Determining the commercial intent for a keyword is fairly easy. Go to the Google Keyword tool you used to find the number of searches. Activate the CPC (cost per click) column, if it’s not already. (see screenshot below)
The CPC is an estimate of what it would cost a Google Adwords advertiser every time someone clicked on their ad. A higher number is better because the more an advertiser is willing to pay, the is evidence that people are spending money that search that particular keyword. A CPC of $2.00 is ok, but $3.00 would be a lot better. And, of course the higher the better.
If you look at the screenshot below you’ll see that the CPC on our keyword is lower than we’d like. But the fact that our monthly search volume is 4400, way higher than 1000, and we know of several Affiliate Programs for this product that pay generous commissions, we’ll give it a shot.

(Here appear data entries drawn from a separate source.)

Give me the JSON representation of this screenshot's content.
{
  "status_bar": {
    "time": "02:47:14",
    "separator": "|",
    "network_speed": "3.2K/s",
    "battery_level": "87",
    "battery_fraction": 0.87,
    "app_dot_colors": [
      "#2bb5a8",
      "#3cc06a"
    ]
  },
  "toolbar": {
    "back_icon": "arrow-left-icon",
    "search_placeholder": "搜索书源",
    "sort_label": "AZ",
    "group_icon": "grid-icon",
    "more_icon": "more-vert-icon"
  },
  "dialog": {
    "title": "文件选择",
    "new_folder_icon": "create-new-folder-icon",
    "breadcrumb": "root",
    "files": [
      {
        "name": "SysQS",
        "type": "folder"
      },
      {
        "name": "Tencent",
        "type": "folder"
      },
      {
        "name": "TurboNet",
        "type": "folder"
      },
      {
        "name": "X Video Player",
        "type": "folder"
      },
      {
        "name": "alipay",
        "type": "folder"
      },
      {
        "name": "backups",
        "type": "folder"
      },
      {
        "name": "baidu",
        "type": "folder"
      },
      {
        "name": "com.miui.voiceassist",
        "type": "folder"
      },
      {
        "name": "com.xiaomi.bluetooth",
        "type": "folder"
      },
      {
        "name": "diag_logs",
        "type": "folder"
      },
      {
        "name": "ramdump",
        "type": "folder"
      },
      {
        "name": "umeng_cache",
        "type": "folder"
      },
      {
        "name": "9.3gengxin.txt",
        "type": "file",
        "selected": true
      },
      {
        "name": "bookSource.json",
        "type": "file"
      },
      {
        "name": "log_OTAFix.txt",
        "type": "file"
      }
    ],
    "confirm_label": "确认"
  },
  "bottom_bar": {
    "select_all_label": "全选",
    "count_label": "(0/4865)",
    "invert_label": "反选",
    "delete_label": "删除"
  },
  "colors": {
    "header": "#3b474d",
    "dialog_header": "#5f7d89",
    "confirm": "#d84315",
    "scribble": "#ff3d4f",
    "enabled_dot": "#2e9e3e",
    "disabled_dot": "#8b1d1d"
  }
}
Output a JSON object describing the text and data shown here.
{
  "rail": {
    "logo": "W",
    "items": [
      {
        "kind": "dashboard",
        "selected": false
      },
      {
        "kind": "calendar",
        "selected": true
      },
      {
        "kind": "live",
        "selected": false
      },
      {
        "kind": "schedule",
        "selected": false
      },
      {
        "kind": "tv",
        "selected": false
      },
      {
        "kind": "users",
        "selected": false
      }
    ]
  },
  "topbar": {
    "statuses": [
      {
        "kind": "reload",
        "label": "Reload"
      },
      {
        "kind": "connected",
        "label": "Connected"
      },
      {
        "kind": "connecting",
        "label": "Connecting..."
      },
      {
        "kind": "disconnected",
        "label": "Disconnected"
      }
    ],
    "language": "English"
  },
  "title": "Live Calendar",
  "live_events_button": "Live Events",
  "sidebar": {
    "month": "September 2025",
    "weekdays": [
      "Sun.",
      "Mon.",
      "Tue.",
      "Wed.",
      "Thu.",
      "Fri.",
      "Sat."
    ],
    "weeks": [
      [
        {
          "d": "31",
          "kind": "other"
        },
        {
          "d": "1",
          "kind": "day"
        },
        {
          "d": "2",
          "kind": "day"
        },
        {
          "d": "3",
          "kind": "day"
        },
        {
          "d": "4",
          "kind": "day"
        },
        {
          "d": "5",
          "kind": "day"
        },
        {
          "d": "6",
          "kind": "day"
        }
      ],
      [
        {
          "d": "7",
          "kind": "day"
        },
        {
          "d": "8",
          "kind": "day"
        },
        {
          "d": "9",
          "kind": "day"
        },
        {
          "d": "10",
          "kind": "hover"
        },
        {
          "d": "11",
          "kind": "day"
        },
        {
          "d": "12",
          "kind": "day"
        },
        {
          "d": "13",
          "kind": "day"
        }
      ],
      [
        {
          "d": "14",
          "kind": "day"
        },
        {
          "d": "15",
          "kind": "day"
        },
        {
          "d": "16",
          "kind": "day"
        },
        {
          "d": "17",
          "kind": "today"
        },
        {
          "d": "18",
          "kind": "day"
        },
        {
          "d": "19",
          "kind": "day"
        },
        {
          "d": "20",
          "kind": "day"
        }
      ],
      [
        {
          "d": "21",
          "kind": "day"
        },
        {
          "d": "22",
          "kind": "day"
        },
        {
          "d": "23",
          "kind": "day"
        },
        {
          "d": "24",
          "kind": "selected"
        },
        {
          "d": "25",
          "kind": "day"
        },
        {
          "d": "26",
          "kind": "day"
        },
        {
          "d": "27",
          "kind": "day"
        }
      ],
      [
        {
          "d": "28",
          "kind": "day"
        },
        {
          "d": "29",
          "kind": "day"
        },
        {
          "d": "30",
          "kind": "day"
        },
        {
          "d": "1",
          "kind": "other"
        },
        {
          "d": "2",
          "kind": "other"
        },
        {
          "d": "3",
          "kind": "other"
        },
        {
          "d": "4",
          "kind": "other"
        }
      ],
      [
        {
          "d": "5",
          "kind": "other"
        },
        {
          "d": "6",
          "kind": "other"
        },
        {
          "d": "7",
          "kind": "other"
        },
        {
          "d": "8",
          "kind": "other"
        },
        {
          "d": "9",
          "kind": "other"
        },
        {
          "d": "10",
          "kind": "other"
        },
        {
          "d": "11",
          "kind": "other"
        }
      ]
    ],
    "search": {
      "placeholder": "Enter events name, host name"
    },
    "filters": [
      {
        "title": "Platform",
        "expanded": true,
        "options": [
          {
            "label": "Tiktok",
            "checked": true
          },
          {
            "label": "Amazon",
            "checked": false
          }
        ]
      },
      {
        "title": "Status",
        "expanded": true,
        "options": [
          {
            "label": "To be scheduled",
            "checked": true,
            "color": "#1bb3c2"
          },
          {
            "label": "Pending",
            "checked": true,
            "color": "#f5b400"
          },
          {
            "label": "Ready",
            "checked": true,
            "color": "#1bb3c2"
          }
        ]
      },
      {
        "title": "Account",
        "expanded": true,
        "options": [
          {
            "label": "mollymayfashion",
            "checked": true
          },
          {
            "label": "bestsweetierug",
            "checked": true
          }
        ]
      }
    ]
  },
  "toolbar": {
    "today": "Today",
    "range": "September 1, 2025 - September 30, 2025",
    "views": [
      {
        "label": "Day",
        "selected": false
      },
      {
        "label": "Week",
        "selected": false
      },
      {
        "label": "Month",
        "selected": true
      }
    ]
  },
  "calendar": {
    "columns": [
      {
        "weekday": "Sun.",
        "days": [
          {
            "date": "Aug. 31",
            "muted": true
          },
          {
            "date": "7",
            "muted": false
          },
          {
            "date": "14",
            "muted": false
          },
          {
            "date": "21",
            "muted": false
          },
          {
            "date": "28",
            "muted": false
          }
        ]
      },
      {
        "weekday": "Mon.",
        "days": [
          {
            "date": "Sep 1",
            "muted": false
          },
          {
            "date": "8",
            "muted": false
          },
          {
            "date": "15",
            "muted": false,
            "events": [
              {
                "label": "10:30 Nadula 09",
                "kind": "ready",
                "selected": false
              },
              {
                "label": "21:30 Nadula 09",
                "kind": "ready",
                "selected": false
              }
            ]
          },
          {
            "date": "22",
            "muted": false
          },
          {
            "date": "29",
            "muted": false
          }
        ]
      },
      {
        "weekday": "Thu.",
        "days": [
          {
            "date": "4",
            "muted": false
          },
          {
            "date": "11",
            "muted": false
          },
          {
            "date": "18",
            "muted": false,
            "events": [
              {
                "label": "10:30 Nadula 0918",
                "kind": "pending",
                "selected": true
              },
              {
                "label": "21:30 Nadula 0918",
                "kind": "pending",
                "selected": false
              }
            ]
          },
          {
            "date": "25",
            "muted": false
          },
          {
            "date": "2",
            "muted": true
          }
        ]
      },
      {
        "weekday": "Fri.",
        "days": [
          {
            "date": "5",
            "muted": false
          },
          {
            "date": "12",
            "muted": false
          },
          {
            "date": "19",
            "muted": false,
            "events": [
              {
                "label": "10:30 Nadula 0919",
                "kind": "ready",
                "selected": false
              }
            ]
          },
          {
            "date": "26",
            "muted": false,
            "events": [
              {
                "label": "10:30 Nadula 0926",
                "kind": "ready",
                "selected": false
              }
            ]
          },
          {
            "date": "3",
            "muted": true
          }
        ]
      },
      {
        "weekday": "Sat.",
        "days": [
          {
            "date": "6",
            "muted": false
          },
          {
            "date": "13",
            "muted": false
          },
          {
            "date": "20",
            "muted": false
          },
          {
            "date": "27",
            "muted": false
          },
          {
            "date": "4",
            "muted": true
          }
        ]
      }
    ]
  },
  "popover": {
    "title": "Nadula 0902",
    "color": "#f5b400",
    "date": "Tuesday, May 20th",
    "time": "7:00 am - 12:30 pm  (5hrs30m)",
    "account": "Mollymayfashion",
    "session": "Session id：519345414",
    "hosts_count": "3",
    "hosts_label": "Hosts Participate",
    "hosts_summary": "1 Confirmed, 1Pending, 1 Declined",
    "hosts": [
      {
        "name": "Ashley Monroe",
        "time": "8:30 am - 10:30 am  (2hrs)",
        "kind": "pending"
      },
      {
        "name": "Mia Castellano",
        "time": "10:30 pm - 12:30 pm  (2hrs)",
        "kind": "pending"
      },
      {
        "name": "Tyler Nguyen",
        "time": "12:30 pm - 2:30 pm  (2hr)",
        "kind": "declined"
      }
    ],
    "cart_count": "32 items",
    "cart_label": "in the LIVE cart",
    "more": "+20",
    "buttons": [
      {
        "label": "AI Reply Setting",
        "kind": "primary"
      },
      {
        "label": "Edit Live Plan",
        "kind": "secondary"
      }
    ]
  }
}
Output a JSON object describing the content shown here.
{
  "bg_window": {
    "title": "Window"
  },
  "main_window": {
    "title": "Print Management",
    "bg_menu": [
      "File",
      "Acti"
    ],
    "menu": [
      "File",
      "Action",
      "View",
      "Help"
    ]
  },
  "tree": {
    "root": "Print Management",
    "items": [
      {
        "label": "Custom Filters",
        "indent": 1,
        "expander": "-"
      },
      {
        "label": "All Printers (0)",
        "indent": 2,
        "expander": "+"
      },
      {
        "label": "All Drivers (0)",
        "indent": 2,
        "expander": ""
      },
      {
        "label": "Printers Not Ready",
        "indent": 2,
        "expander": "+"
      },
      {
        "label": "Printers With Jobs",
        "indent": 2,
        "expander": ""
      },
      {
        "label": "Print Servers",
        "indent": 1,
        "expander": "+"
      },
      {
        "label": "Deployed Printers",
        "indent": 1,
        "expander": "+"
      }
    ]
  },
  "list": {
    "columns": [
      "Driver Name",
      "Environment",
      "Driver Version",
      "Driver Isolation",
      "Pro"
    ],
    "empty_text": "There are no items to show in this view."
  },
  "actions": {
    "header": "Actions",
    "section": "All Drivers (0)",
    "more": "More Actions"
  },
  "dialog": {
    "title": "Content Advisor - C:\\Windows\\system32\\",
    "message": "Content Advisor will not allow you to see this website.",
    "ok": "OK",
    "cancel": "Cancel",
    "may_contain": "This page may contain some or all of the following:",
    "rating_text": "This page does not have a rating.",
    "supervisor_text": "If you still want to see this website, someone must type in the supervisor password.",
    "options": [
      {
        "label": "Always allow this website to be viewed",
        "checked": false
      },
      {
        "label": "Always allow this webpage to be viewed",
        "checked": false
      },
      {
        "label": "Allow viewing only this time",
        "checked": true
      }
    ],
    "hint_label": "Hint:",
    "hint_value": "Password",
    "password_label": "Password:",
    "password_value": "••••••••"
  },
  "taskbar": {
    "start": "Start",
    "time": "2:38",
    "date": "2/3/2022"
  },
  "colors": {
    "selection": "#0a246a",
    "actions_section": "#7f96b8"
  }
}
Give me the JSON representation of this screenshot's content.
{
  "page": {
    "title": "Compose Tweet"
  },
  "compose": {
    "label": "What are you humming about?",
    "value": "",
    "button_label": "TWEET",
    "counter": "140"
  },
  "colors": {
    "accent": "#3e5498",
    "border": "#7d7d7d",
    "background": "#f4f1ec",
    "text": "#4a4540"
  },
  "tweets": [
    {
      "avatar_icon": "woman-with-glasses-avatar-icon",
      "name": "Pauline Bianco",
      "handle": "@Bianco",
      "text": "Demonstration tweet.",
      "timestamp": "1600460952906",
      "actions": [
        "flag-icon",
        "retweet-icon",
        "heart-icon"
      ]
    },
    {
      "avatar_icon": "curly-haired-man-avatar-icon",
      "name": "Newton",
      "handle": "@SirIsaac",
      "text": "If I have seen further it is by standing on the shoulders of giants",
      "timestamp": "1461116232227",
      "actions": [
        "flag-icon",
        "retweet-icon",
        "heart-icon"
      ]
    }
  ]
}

So, now you’ve seen how to use keyword research to analyze a niche. If the research resulted in low demand or to much competition, simply go back and find another niche.
If it looks good, the next step is to learn how to set up an Affiliate Marketing Blog.







Here is a MAJOR keyword research tip that everyone needs to pay attention to when looking for keywords and keyword phrases that they want to try and get a web page, post or website ranked for:
1) DO NOT Mistake the amount of search results returned by a google search as your competiton! Here is a real example:
The search term “Black without the quotes in Google returns 28,300,000 results.
BUT YOU ARE NOT competing against 28,300,000 articles.
For the term “Black Dogs” there are only 10 competitors.
THAT IS RIGHT! You are competing against 10. The first 10 in the google search results!
The first 10 results are all that count because your goal is to get on the first page of Google and in order to do that you have to get ahead of 1 or moreof the top 10.
SO DO NOT look at the total results as your competition and let it scare you!
OK one more tip:
Do not listen to the “Guru’s” who will tell you to do an allintitle and allinurl search and gauge your competition by that number.
If you want to do it right, do the allintitle search (in the google search bar enter allintitle:”black dogs”) and right down the first 10 results then cross reference those against which ones are in the regular google search. Same with the allinurl google search (in google enter allinurl:”Black Dogs”).
By cross referencing these two with the first ten returned using googles basic search you can get a feel for how much competition there is for you if you give your article page or website the added juice of having the exact match keyword phrase in the url and title!
There is more but that can be saved for another time, this is a great place for you to start!